Frage:
Wie kann man auf die Idee kommen, den ökologisch überaus wertvollen Wald zwischen der Kaltenhöfer Straße und der Elisabethstraße abzuholzen, um eine Lagerfläche für Baumaterial zu schaffen? Nicht so wertvolle Flächen gibt es z.B. an der Schwartaubrücke (Wiesengelände). Die geplante Straße zur Elisabethstraße ist auch kein Argument, denn die könnte entlang der Autobahn zur Roonstraße entstehen.
Antwort:
Natürlich ist es überhaupt nicht hinnehmbar, Jahrhunderte alten Wald für Lagerflächen aufzuopfern. Diese Planung der deutschen Bahn ist nicht zu rechtfertigen. Allerdings sind auch die Wiesenflächen an der Schwartau keine Alternative.
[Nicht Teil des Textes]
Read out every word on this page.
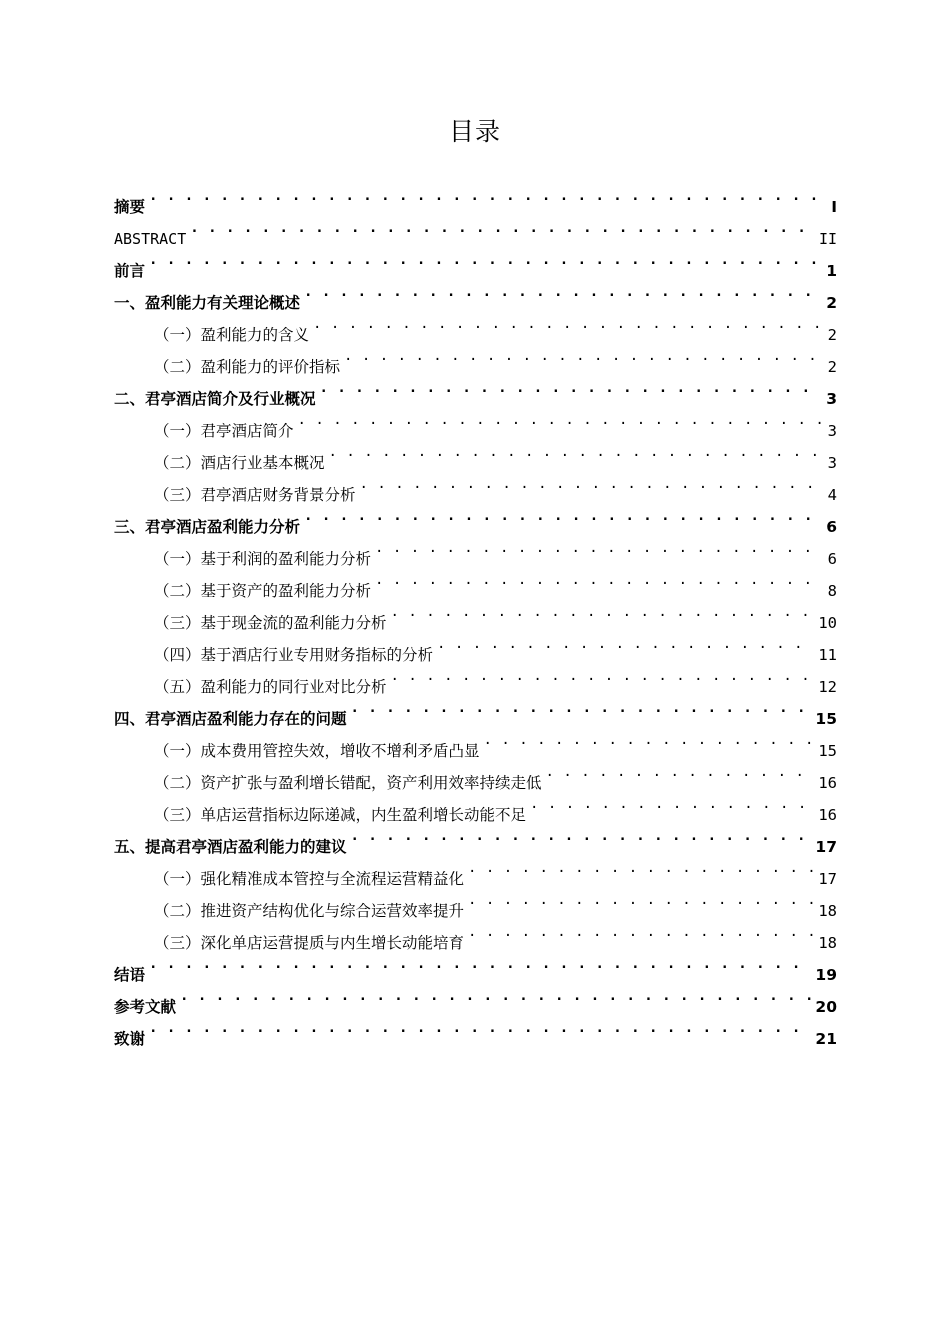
目录
摘要 . . .	I
ABSTRACT . . .	II
前言 . . .	1
一、盈利能力有关理论概述 . . .	2
（一）盈利能力的含义 . . .	2
（二）盈利能力的评价指标 . . .	2
二、君亭酒店简介及行业概况 . . .	3
（一）君亭酒店简介 . . .	3
（二）酒店行业基本概况 . . .	3
（三）君亭酒店财务背景分析 . . .	4
三、君亭酒店盈利能力分析 . . .	6
（一）基于利润的盈利能力分析 . . .	6
（二）基于资产的盈利能力分析 . . .	8
（三）基于现金流的盈利能力分析 . . .	10
（四）基于酒店行业专用财务指标的分析 . . .	11
（五）盈利能力的同行业对比分析 . . .	12
四、君亭酒店盈利能力存在的问题 . . .	15
（一）成本费用管控失效，增收不增利矛盾凸显 . . .	15
（二）资产扩张与盈利增长错配，资产利用效率持续走低 . . .	16
（三）单店运营指标边际递减，内生盈利增长动能不足 . . .	16
五、提高君亭酒店盈利能力的建议 . . .	17
（一）强化精准成本管控与全流程运营精益化 . . .	17
（二）推进资产结构优化与综合运营效率提升 . . .	18
（三）深化单店运营提质与内生增长动能培育 . . .	18
结语 . . .	19
参考文献 . . .	20
致谢 . . .	21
Dort erstreckt sich ein streng nach EU-Recht geschütztes FFH-Gebiet (Flora-Fauna-Habitat) mit diversen bedrohten Pflanzenarten.
Die Ersatzstraße zur Erschließung der östlichen Elisabethstraße soll laut dem von der Deutschen Bahn beauftragten Planungsbüro deshalb nicht entlang der Autobahn gebaut werden, da dort kein tragfähiger Baugrund vorhanden sei. In anderen Fällen, so bei der Ersatzstraße zur Erschließung der Teerhofinsel, wird dann eine Pfahlgründung vorgesehen mit Trägerrost. Offenbar hält die Deutsche Bahn die erforderlichen Mehrkosten für unverhältnismäßig, den Verlust an innerstädtischem Wald aber als verhältnismäßig. Ob das rechtlich angefochten werden wird, bleibt abzuwarten.